Tom Schweich, a Republican candidate for governor, believed that a top GOP official was conducting a whispering campaign that he was Jewish in an attempt to hurt his bid for the office.
The auditor picked up Kathy Schweich’s phone to talk to Fitz for about three minutes about how he should respond to the rumors about him, Fitz said.
Fitz said she told him she “thought it was best to let others stand up for him. He then threatened to kill himself and handed the phone back to Kathy. Seconds later I heard Kathy say, ‘He shot himself!’ Kathy then called 911 on another line while I stayed on the first line with her until the paramedics arrived.”

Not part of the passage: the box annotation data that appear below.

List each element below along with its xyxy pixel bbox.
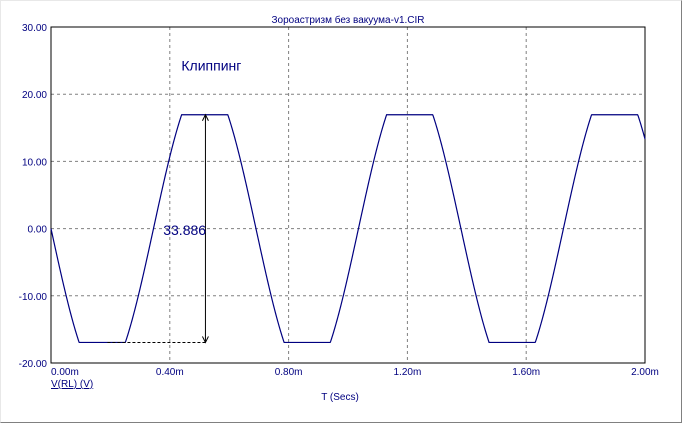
y-tick-label: 20.00 (22, 90, 47, 101)
series-line-v-rl (50, 114, 646, 344)
measure-arrow-up-icon (201, 113, 209, 121)
x-tick-label: 0.00m (51, 367, 79, 378)
y-axis: -20.00 -10.00 0.00 10.00 20.00 30.00 (19, 23, 48, 370)
grid (51, 27, 645, 363)
x-tick-label: 2.00m (631, 367, 659, 378)
y-tick-label: 0.00 (28, 225, 48, 236)
annotations: Клиппинг 33.886 (107, 58, 241, 344)
annotation-clipping: Клиппинг (181, 58, 241, 74)
series-name[interactable]: V(RL) (V) (51, 379, 93, 390)
y-tick-label: 10.00 (22, 157, 47, 168)
measure-value: 33.886 (163, 222, 206, 238)
measure-arrow-down-icon (201, 336, 209, 344)
y-tick-label: -10.00 (19, 292, 48, 303)
y-tick-label: 30.00 (22, 23, 47, 34)
x-axis: 0.00m 0.40m 0.80m 1.20m 1.60m 2.00m (51, 367, 659, 378)
x-tick-label: 0.80m (275, 367, 303, 378)
x-axis-label: T (Secs) (321, 392, 359, 403)
x-tick-label: 1.60m (512, 367, 540, 378)
x-tick-label: 1.20m (394, 367, 422, 378)
chart-title: Зороастризм без вакуума-v1.CIR (271, 14, 424, 26)
x-tick-label: 0.40m (156, 367, 184, 378)
y-tick-label: -20.00 (19, 359, 48, 370)
plot-frame (50, 26, 646, 364)
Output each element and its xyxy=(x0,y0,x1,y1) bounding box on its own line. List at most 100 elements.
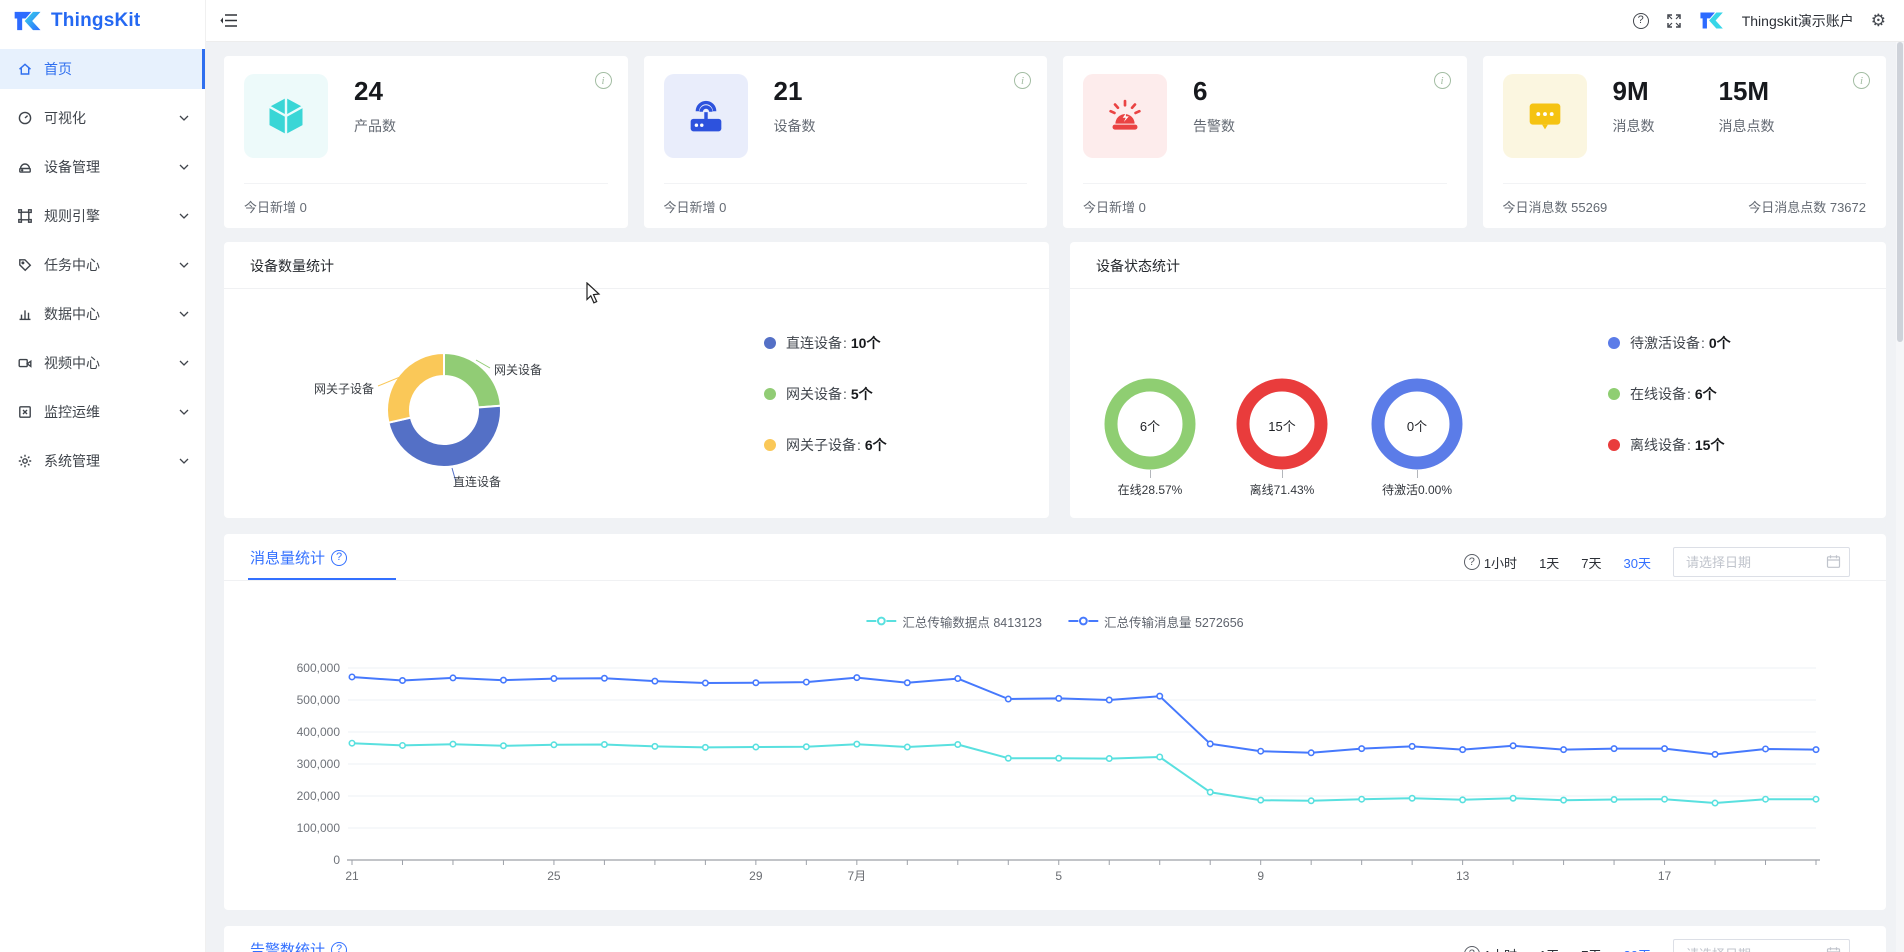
alarm-count-label: 告警数 xyxy=(1193,118,1235,135)
ring-value-online: 6个 xyxy=(1139,419,1161,434)
sidebar-item-home[interactable]: 首页 xyxy=(0,49,205,89)
help-icon xyxy=(1463,554,1480,570)
video-icon xyxy=(17,355,33,371)
sidebar: ThingsKit 首页 可视化 设备管理 规则引擎 xyxy=(0,0,206,952)
message-point-value: 15M xyxy=(1718,76,1770,106)
tab-message-volume[interactable]: 消息量统计 xyxy=(250,547,348,568)
range-1h[interactable]: 1小时 xyxy=(1463,945,1517,952)
svg-text:600,000: 600,000 xyxy=(297,661,341,675)
device-count-card: 21 设备数 今日新增 0 xyxy=(643,56,1047,228)
info-icon[interactable] xyxy=(594,72,612,89)
sidebar-item-label: 规则引擎 xyxy=(44,208,100,224)
sidebar-item-label: 系统管理 xyxy=(44,453,100,469)
fullscreen-icon[interactable] xyxy=(1666,13,1682,29)
legend-item[interactable]: 网关子设备6个 xyxy=(764,434,887,455)
sidebar-item-label: 设备管理 xyxy=(44,159,100,175)
range-30d[interactable]: 30天 xyxy=(1624,945,1651,952)
sidebar-item-label: 视频中心 xyxy=(44,355,100,371)
settings-gear-icon[interactable]: ⚙ xyxy=(1870,11,1886,30)
info-icon[interactable] xyxy=(1433,72,1451,89)
help-icon xyxy=(1463,946,1480,952)
range-30d[interactable]: 30天 xyxy=(1623,555,1651,571)
alarm-count-value: 6 xyxy=(1193,76,1208,106)
brand[interactable]: ThingsKit xyxy=(0,0,205,42)
range-1d[interactable]: 1天 xyxy=(1539,555,1560,571)
collapse-sidebar-icon[interactable] xyxy=(220,13,238,28)
help-icon[interactable] xyxy=(331,941,348,952)
sidebar-item-rule-engine[interactable]: 规则引擎 xyxy=(0,196,205,236)
svg-text:500,000: 500,000 xyxy=(297,693,341,707)
range-7d[interactable]: 7天 xyxy=(1581,945,1601,952)
account-name[interactable]: Thingskit演示账户 xyxy=(1741,12,1854,29)
device-count-panel: 设备数量统计 网关子设备 网关设备 直连设备 直连设备10个 网关设备5个 网关… xyxy=(224,242,1049,518)
rule-engine-icon xyxy=(17,208,33,224)
message-volume-panel: 消息量统计 1小时 1天 7天 30天 汇总传输数据点 8413123 汇总传输… xyxy=(224,534,1886,910)
legend-item[interactable]: 在线设备6个 xyxy=(1608,383,1731,404)
legend-item[interactable]: 直连设备10个 xyxy=(764,332,887,353)
message-volume-line-chart[interactable]: 0 100,000 200,000 300,000 400,000 500,000 600,… xyxy=(224,638,1886,906)
top-navbar: Thingskit演示账户 ⚙ xyxy=(206,0,1904,42)
device-status-rings-chart[interactable] xyxy=(1070,242,1886,518)
svg-text:17: 17 xyxy=(1658,869,1672,883)
sidebar-item-system-mgmt[interactable]: 系统管理 xyxy=(0,441,205,481)
time-range-controls: 1小时 1天 7天 30天 xyxy=(1463,547,1850,577)
main-content: 24 产品数 今日新增 0 21 设备数 今日新增 0 xyxy=(206,42,1904,952)
product-count-card: 24 产品数 今日新增 0 xyxy=(224,56,628,228)
chevron-down-icon xyxy=(179,164,189,170)
legend-item-datapoints[interactable]: 汇总传输数据点 8413123 xyxy=(866,612,1042,631)
legend-item[interactable]: 待激活设备0个 xyxy=(1608,332,1731,353)
brand-name: ThingsKit xyxy=(51,10,141,31)
card-footer-item: 今日消息点数 73672 xyxy=(1748,199,1866,215)
tab-alarm-count[interactable]: 告警数统计 xyxy=(250,939,348,952)
ring-value-offline: 15个 xyxy=(1268,419,1296,434)
sidebar-item-monitor-ops[interactable]: 监控运维 xyxy=(0,392,205,432)
device-status-panel: 设备状态统计 6个 15个 0个 在线28.57% 离线71.43% 待激活0.… xyxy=(1070,242,1886,518)
date-picker-input[interactable] xyxy=(1673,939,1850,952)
sidebar-item-label: 任务中心 xyxy=(44,257,100,273)
page-scrollbar[interactable] xyxy=(1896,42,1904,952)
help-icon[interactable] xyxy=(1632,12,1649,29)
legend-item[interactable]: 离线设备15个 xyxy=(1608,434,1731,455)
chevron-down-icon xyxy=(179,262,189,268)
ring-value-inactive: 0个 xyxy=(1406,419,1428,434)
calendar-icon[interactable] xyxy=(1826,946,1841,952)
svg-text:200,000: 200,000 xyxy=(297,789,341,803)
sidebar-item-visualization[interactable]: 可视化 xyxy=(0,98,205,138)
product-cube-icon xyxy=(244,74,328,158)
device-status-legend: 待激活设备0个 在线设备6个 离线设备15个 xyxy=(1608,332,1731,455)
sidebar-item-device-mgmt[interactable]: 设备管理 xyxy=(0,147,205,187)
date-picker-input[interactable] xyxy=(1673,547,1850,577)
sidebar-item-label: 首页 xyxy=(44,61,72,77)
panel-title: 设备状态统计 xyxy=(1096,258,1180,274)
sidebar-item-task-center[interactable]: 任务中心 xyxy=(0,245,205,285)
chevron-down-icon xyxy=(179,458,189,464)
chevron-down-icon xyxy=(179,115,189,121)
donut-label-gateway-sub: 网关子设备 xyxy=(313,382,374,396)
chevron-down-icon xyxy=(179,409,189,415)
svg-text:25: 25 xyxy=(547,869,561,883)
chevron-down-icon xyxy=(179,311,189,317)
device-count-value: 21 xyxy=(773,76,803,106)
range-1h[interactable]: 1小时 xyxy=(1463,553,1517,572)
help-icon[interactable] xyxy=(331,549,348,566)
sidebar-item-data-center[interactable]: 数据中心 xyxy=(0,294,205,334)
account-logo-icon xyxy=(1700,12,1723,29)
info-icon[interactable] xyxy=(1853,72,1870,89)
alarm-icon xyxy=(1083,74,1167,158)
range-7d[interactable]: 7天 xyxy=(1581,555,1602,571)
message-count-label: 消息数 xyxy=(1612,118,1655,135)
sidebar-item-video-center[interactable]: 视频中心 xyxy=(0,343,205,383)
svg-text:13: 13 xyxy=(1456,869,1470,883)
message-count-card: 9M 消息数 15M 消息点数 今日消息数 55269 今日消息点数 73672 xyxy=(1482,56,1886,228)
device-count-donut-chart[interactable] xyxy=(224,242,1049,518)
scrollbar-thumb[interactable] xyxy=(1897,42,1903,342)
legend-item-messages[interactable]: 汇总传输消息量 5272656 xyxy=(1068,612,1244,631)
svg-text:9: 9 xyxy=(1257,869,1264,883)
data-icon xyxy=(17,306,33,322)
svg-text:300,000: 300,000 xyxy=(297,757,341,771)
info-icon[interactable] xyxy=(1014,72,1031,89)
svg-text:0: 0 xyxy=(333,853,340,867)
calendar-icon[interactable] xyxy=(1826,554,1841,569)
legend-item[interactable]: 网关设备5个 xyxy=(764,383,887,404)
range-1d[interactable]: 1天 xyxy=(1539,945,1559,952)
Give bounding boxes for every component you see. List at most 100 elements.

Police have said Schweich, 54, died of an apparently self-inflicted gunshot wound in his Clayton home.
Fitz works for Danforth at the Bryan Cave law firm in St. Louis, where Schweich also used to work.
Fitz released the written statement late Thursday. She said she had also given the information to the Clayton Police Department.
In the week before he died, Schweich alleged to the Post-Dispatch and others that John Hancock, a political consultant and the new chairman of the Missouri Republican Party, had been conducting a whispering campaign suggesting that Schweich was Jewish.
Schweich, who was Episcopalian but whose grandfather was Jewish, alleged the comments were anti-Semitic and an attempt to smear him.
Hancock has said he may have mentioned that Schweich was Jewish, but that it was innocent conversation.
He has vehemently denied it was meant to inject religion into Schweich’s race against Republican Catherine Hanaway for the GOP’s gubernatorial nomination.
Others have said Schweich also was upset with a radio commercial produced by a political action committee with ties to Hanaway. The ad had made fun of Schweich’s physical appearance, comparing him to the Barney Fife character from the old “Andy Griffith Show” and saying he could be squashed like a “little bug.’’
Danforth, an Episcopal priest and Schweich’s political mentor, gave the eulogy at Schweich’s funeral on Tuesday. In a strong rebuke to his party’s leaders, Danforth blamed Schweich’s suicide on “bullies” intent on “winning at any cost” and asked mourners to pledge “that we will not put up with any whisper of anti-Semitism.”